Course:FNH200/Lessons/Lesson 10/Page 10.3
10.3 What is Food Irradiation?
Food Irradiation is the application of radiation, in the form of ionizing energy, to foods. According to Health Canada, Food Irradiation means "the treatment of food with ionizing radiation" from the following sources:
- Gamma radiation from a Cobalt-60 or Cesium 137
- X-rays generated from a machine source operated at or below 5 MeV
- Electrons generated from a machine source operated at or below 10 MeV
(read the full definition in Division 26 (Links to an external site.) of the Food and Drug Regulations)
Important Definitions pertaining to food irradiation:
- Gamma radiation is electromagnetic radiation that has very short wavelengths, similar to "short" x-rays. Isotopes such as cobalt 60 and cesium 137 emit gamma radiation as they disintegrate. The energy level of the gamma radiation emitted by these isotopes will not induce radioactivity in food materials.
- X-rays are electromagnetic radiations that are highly energetic and of short wavelength. X-rays are produced by x-ray machines that emit a beam of fast electrons which hit a metal target in a vacuum. X-ray machines emit radiation only when the machines are turned on.
- Electrons with high-energy (speed) may also be generated by an electron beam accelerator. Electron Beam Accelerators need only electricity to operate and produce no waste materials
- The Gray is a unit of energy absorbed by a food irradiated with ionizing radiation. One gray (Gy) is equivalent to the absorption of 1 joule of energy by 1 kilogram of food. One thousand grays equals one kilogray (kGy). Most of the ionizing radiation processes permitted around the world involve absorbed doses of <10 kGy.
- The Rad is another unit used to express the radiation absorbed dose (rad), where 100 rads = 1 Gy. However, the preferred unit is the kGy (above)
Atomic Energy of Canada Limited (AECL) is a Canadian federal crown corporation that is a leading agency in the development of food irradiators that use cobalt 60 as the energy source. The Canadian Nuclear Safety Commission (CNSC) (formerly the Atomic Energy Control Board or AECB) regulates the use of nuclear energy and material in Canada.
- Cobalt 60 is produced in the Canadian-built Candu reactors. It is contained within the stainless steel rods that are used to control the rate of nuclear fission and as such is not extracted from spent nuclear fuel. In this context, the cobalt is housed within stainless steel rods which are transported to a facility near Ottawa where the cobalt 60 pellets within the rods are recovered and then reassembled in stainless steel rods to be used as the energy source in food irradiators and also irradiators for sterilizing medical supplies (bandages, specimen containers) and devices, or for use in irradiators utilized for cancer therapy.
Figure 10.2 shows a typical diagram of an irradiation facility. In such a facility, the food is pre-packaged in boxes that are loaded into a pallet carrier where a conveyor system moves the food in the pallets. The pallets are carried into a chamber with irradiation source (eg. Cobalt 60). The pallet carriers travel through the irradiator room and around the Cobalt 60 source at a speed such that the required absorbed dose is attained.
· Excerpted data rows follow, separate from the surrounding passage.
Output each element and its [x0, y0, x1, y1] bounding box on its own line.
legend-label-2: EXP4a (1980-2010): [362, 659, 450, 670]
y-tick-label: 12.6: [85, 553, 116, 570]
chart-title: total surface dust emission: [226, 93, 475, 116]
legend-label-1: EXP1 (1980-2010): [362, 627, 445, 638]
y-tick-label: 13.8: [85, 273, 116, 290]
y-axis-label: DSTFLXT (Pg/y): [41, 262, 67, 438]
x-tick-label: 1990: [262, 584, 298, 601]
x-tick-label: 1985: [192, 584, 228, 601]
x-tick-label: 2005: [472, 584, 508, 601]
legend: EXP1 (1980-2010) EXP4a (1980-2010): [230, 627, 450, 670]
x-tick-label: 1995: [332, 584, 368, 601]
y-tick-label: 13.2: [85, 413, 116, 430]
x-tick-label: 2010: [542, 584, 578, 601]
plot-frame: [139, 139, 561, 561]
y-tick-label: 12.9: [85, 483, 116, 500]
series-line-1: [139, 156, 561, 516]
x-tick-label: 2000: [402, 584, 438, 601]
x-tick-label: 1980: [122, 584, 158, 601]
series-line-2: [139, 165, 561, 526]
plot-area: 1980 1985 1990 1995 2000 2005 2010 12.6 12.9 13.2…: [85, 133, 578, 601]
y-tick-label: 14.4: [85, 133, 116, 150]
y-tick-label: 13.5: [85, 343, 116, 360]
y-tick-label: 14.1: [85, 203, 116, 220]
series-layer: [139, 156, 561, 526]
The absorbed dose depends on the amount of time food is exposed to the irradiation source. Dosimeters are placed with the food to measure the dose received (absorbed) in kGy. The irradiated pallets of food exit to the unloading station which is physically separated from the loading station so that treated and untreated foods do not become intermixed. A similar process is used with e-beam guns, where the food is carried through conveyor belts and passes through the electron beam. Please watch this video where they show food being irradiated using e-beam
Where are the (food) irradiation plants in Canada?
Most of the irradiation facilities in Canada process medical and personal care supplies. MDS Nordion (Laval, Quebec) and Iotron (Port Coquitlam, BC) process some dry food ingredients. The former uses gamma rays, while the latter uses electron beam technology. The Canadian Irradiation Centre (CIC) is a training centre operated as a joint venture by MDS Nordion and the Université du Québec, Institut Armand-Frappier (IAF).